6. I fake being well when I can. For my own self-preservation, not to upset or burden others and because the reactions, advice or comments I receive are often not helpful and make me feel worse. I am also trying my best to live a normal life despite being ill.

7. There are innumerable symptoms which this condition causes, affecting all systems of the body. Those who have this condition, myself included, often have several other associated conditions such as chronic fatigue syndrome/ME, myofascial pain syndrome, POTS, IBS, RLS, migraines, etc. It is not a one-size-fits-all condition. It can appear differently in each individual.

8. I have great willpower and I am a fighter. However, it is a daily balancing act – there is a fine line between pushing through the symptoms and overdoing it – resulting in relapses that could last weeks and months. The slightest thing like stress can trigger a flare, which is an exacerbation of all my symptoms. You don’t see me bedridden at my worst, not even the doctors do.

9. It’s a constant grieving process which is often hard to accept. There are so many things I used to be able to do that I can no longer do, no matter how much I try. Every basic activity takes a great deal of effort.
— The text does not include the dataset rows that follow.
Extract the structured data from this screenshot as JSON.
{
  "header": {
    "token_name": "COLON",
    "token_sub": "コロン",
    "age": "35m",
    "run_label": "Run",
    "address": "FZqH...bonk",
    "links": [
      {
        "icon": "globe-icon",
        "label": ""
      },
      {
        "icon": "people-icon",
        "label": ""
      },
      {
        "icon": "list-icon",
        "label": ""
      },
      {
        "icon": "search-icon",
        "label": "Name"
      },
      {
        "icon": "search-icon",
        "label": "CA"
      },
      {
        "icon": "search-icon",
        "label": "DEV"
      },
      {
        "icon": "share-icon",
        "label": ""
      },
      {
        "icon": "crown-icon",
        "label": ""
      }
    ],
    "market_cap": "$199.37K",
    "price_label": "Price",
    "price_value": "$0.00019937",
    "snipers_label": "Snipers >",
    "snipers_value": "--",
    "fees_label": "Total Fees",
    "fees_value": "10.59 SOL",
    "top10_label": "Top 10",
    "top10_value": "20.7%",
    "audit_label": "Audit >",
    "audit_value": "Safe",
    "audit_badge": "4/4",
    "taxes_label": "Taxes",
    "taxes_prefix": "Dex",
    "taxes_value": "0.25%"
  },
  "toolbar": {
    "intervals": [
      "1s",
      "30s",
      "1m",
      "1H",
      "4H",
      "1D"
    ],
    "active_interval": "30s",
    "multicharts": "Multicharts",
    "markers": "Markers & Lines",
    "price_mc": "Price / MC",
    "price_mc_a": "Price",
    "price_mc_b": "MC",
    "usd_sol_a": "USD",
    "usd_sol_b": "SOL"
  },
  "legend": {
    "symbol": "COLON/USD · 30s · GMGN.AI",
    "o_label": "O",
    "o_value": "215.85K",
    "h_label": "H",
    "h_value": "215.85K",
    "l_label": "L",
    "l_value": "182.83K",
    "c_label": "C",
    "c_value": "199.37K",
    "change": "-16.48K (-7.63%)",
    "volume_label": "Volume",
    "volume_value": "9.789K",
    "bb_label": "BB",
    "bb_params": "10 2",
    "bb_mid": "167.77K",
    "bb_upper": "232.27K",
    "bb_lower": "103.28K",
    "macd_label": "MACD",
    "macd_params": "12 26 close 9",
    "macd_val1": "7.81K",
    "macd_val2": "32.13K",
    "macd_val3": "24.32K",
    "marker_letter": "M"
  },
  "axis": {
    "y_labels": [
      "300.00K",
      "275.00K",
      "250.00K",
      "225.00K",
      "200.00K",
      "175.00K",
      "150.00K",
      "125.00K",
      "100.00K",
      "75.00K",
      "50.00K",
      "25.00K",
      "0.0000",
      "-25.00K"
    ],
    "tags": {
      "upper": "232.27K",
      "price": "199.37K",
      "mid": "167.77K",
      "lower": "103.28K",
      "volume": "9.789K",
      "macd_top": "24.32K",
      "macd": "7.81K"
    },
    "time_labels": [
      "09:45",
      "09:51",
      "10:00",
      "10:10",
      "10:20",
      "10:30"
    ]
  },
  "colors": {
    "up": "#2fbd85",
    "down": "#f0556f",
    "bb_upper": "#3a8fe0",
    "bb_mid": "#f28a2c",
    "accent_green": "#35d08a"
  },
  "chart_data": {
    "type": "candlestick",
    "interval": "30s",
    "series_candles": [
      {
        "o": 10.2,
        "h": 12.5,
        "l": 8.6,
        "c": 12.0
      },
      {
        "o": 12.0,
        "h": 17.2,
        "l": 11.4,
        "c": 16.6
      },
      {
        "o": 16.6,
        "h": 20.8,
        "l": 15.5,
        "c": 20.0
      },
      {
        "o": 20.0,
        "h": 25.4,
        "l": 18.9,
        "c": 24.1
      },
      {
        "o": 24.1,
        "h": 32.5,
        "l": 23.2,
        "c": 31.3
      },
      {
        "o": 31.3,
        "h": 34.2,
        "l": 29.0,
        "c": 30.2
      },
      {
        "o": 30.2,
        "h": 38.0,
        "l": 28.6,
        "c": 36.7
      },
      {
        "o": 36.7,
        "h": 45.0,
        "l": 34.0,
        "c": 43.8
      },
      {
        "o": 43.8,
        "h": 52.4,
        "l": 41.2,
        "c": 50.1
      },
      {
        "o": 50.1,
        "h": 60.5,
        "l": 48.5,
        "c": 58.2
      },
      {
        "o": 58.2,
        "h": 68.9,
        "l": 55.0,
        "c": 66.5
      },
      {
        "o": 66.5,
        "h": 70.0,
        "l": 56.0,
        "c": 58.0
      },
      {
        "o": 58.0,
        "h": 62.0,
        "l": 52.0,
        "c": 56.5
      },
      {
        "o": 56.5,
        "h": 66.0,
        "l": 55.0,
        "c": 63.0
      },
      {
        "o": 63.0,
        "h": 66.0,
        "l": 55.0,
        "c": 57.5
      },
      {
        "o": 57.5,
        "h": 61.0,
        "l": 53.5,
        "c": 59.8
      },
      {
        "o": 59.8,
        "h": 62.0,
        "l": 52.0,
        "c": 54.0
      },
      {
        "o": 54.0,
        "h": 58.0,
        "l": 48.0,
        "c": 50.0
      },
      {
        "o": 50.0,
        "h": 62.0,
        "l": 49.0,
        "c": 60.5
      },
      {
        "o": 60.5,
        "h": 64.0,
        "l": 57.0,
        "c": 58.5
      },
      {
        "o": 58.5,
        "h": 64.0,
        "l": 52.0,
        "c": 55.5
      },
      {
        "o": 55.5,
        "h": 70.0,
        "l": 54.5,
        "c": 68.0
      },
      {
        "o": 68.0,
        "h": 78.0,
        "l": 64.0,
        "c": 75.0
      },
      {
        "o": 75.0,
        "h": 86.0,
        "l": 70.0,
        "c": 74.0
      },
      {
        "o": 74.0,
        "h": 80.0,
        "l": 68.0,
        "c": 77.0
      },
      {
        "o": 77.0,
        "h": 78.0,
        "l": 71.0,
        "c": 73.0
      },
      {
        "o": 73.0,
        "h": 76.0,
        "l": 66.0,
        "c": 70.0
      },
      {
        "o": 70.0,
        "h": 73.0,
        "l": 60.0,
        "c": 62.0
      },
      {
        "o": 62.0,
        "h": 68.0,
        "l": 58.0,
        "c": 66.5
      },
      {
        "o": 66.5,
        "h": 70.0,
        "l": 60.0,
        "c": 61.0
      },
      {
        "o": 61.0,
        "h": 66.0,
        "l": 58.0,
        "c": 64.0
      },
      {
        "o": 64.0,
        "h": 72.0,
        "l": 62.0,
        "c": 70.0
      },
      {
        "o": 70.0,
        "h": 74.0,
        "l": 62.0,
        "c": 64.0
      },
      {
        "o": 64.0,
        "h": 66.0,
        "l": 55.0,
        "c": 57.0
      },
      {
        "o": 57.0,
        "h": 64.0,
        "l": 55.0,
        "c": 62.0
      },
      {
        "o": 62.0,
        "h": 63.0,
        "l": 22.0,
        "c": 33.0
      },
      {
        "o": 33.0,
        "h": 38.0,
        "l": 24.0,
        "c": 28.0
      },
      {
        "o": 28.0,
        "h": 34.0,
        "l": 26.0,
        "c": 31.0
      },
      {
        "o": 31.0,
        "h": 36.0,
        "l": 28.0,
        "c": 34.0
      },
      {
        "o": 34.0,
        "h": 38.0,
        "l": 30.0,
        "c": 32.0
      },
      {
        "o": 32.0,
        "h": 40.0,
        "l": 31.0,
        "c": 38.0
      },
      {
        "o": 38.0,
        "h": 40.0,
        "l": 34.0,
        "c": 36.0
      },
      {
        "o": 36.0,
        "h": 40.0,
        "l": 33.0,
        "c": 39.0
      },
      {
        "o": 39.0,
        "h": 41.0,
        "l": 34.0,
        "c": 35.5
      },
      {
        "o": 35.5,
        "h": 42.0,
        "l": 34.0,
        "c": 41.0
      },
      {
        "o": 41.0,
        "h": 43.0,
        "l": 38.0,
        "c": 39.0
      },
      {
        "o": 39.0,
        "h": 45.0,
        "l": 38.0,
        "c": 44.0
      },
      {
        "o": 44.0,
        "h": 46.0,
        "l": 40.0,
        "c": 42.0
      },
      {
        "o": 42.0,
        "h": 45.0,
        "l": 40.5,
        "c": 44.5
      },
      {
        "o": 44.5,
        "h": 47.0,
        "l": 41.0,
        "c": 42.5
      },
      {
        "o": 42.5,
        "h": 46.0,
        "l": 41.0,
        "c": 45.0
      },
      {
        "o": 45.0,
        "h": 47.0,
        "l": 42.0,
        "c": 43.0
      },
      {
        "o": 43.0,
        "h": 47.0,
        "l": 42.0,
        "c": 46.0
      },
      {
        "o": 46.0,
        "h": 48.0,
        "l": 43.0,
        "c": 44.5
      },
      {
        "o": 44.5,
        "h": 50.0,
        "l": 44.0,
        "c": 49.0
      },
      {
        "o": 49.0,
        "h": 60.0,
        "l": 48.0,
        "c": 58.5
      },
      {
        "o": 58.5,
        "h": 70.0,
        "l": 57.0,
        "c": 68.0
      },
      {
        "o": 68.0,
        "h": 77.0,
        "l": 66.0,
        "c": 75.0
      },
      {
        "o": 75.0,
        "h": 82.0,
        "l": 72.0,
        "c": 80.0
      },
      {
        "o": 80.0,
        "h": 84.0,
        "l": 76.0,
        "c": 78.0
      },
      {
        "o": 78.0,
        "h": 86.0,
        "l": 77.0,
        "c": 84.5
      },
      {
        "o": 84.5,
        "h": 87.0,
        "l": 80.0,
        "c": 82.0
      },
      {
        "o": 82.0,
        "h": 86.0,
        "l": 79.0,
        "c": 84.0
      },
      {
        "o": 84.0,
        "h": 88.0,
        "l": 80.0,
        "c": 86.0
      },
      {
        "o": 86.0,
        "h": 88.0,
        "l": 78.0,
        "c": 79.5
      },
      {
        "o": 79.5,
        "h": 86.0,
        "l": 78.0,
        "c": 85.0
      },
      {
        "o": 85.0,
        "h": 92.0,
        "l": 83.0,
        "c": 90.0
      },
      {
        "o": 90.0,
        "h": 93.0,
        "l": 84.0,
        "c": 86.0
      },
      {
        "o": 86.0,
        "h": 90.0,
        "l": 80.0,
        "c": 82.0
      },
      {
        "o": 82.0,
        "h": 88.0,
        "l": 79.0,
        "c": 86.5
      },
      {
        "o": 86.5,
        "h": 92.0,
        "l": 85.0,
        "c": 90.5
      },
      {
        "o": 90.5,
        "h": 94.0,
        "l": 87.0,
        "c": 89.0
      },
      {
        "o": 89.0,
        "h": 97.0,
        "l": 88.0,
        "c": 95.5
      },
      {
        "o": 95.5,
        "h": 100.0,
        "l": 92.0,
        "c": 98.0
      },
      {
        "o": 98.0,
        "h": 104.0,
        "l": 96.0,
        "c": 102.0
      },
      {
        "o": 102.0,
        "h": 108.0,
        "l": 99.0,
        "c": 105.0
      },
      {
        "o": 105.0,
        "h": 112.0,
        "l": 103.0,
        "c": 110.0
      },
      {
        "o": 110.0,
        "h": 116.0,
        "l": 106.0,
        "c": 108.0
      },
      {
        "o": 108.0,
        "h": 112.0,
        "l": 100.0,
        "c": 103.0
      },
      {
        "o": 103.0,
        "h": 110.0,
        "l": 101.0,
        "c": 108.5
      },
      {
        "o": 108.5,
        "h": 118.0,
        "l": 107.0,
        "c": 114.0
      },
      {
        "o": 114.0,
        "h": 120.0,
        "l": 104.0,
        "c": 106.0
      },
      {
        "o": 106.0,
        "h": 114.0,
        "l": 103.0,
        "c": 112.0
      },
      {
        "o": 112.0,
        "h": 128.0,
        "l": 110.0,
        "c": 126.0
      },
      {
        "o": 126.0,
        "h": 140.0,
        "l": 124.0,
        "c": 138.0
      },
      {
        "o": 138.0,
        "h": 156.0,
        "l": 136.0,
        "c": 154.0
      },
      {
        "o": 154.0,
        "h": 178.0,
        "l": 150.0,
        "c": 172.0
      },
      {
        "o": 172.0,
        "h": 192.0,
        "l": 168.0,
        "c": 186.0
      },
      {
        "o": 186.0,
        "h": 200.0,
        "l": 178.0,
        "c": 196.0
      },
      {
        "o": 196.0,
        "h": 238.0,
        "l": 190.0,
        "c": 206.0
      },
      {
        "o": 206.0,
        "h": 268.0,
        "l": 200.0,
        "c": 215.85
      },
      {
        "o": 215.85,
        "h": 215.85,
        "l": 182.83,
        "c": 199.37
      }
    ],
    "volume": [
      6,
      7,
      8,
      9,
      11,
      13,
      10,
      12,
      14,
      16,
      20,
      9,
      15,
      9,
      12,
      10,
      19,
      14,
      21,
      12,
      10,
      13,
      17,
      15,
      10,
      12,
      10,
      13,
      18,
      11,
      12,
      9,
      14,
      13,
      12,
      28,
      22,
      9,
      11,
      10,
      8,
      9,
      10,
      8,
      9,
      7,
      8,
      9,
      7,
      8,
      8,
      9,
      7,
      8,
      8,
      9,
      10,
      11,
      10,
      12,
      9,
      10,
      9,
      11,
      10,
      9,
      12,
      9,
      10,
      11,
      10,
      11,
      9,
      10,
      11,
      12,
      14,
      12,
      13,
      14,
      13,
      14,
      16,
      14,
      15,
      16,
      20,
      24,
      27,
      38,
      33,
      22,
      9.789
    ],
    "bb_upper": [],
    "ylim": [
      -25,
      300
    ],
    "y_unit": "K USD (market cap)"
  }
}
10. It can cause depression, frustration and anxiety. It can be physically and emotionally draining. I’m often pushed beyond my breaking point. Even with all my healthy coping mechanisms and mindfulness, I still struggle to manage. Anyone in this situation would.

Each day is an opportunity to be the best person I can be and improve my quality of life as much as possible. I focus on the positive, what I can do and all I am grateful for. I am not my illnesses – and while they affect every aspect of my life, I refuse to be defined by them.